|New menu items such as toaster breakfast sandwiches drove sales and customer traffic during Sonic's recent quarter.|
OKLAHOMA CITY — Sonic may be eating McDonald’s lunch. The drive-in chain reported higher traffic and sales in the recent quarter, driven by a mix of menu innovation and national product promotion, as well as lost business from its fast-food competitor.
“Frankly, in the last number of months in this past year the weakness of McDonald’s, just given their scale, if they are going to lose traffic, all of us have a huge upside,” said Cliff Hudson, CEO of Sonic Corp., during a Jan. 6 conference call with financial analysts to discuss first-quarter performance. “In our markets, we would appear to have captured a good part of that. I don’t mean a good part of theirs, but a good part of ours is picking up new customers.”
Same-store sales for the first quarter climbed 8.5 percent, reflecting strong growth across day parts as Sonic introduced a variety of items that included boneless chicken wings and waffle cone sundaes.
“There are key categories like chicken and ice cream that have done particularly well,” Hudson said. “But the variety of products that are doing well and the product lines that are doing well really have increased customer frequency across all day parts. So, we’re getting good same-store sales across all day parts, not just check, but also traffic.”
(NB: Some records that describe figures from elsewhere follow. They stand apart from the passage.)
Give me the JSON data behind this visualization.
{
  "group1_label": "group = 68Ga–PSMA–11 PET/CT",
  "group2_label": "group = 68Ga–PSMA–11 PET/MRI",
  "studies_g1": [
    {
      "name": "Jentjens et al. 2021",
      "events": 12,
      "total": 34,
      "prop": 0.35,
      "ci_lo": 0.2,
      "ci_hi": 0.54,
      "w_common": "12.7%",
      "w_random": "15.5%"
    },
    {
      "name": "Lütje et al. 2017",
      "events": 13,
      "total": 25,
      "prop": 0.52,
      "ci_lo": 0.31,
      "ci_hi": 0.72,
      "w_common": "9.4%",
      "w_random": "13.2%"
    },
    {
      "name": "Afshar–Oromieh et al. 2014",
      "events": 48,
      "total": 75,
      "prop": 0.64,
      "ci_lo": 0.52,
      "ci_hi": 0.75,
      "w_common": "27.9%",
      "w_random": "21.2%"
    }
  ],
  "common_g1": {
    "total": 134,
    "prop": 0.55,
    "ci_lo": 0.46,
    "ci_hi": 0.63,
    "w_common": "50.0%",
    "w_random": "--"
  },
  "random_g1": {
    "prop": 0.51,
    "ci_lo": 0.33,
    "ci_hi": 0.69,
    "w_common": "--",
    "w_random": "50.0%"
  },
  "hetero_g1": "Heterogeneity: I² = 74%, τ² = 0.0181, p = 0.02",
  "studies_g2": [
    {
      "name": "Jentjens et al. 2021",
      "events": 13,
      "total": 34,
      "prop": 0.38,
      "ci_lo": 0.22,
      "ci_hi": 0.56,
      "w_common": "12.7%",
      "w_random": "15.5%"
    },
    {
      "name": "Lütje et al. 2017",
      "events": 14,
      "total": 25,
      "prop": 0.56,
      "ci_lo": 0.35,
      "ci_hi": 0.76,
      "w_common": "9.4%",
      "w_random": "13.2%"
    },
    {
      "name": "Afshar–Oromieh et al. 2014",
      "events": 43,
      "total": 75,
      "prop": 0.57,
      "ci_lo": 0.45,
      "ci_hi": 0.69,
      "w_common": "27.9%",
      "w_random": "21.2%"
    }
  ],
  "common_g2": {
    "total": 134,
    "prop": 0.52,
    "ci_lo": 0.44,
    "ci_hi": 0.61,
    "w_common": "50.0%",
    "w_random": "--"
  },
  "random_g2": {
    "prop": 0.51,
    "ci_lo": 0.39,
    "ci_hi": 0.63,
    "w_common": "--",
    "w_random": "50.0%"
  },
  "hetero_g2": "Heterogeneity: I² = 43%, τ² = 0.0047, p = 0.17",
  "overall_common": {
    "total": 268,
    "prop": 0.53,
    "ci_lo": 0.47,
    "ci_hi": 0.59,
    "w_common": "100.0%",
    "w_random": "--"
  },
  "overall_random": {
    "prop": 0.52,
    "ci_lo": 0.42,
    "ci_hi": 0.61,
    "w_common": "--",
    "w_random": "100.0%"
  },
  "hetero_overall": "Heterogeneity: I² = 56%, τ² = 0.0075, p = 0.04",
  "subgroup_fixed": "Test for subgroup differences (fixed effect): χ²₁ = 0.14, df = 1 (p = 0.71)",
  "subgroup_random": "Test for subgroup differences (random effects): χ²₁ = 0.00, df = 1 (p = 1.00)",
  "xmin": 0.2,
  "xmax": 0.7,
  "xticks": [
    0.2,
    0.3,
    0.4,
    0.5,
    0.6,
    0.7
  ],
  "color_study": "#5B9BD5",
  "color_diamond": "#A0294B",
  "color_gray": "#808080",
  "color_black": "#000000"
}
|Lil’ Doggies and Lil’ Chickies|
New menu items include Lil’ Doggies and Lil’ Chickies, which are snack-size hot dogs and chicken sandwiches, and French Toaster breakfast sandwiches.
“I can tell you at this point our product pipeline is as strong as ever,” Hudson said. “And we’re really in a good position because of that to grow not just product lines but also day parts those product lines support. And we see a very good product pipeline for several years to come, good creativity and good embrace of those by our operators.”
For the first quarter ended Nov. 30, 2014, Sonic earned $10,085,000, equal to 19 cents per share on the common stock, up 23 percent from $8,208,000, or 15 cents per share, in the prior-year period. Revenues totaled $139,856,000, a 10 percent increase over $126,652,000 in the comparable quarter.
Looking ahead, the chain expects to drive earnings per share growth at the high end or above 14 percent to 20 percent in the fiscal year.
“With initiatives that we have in place now and the more traditional aspect of the business, but also the technology initiatives that we’re implementing, really gives us the confidence that we’ll continue to grow same-store sales, the linchpin in driving all of this… over the next several years,” Hudson said.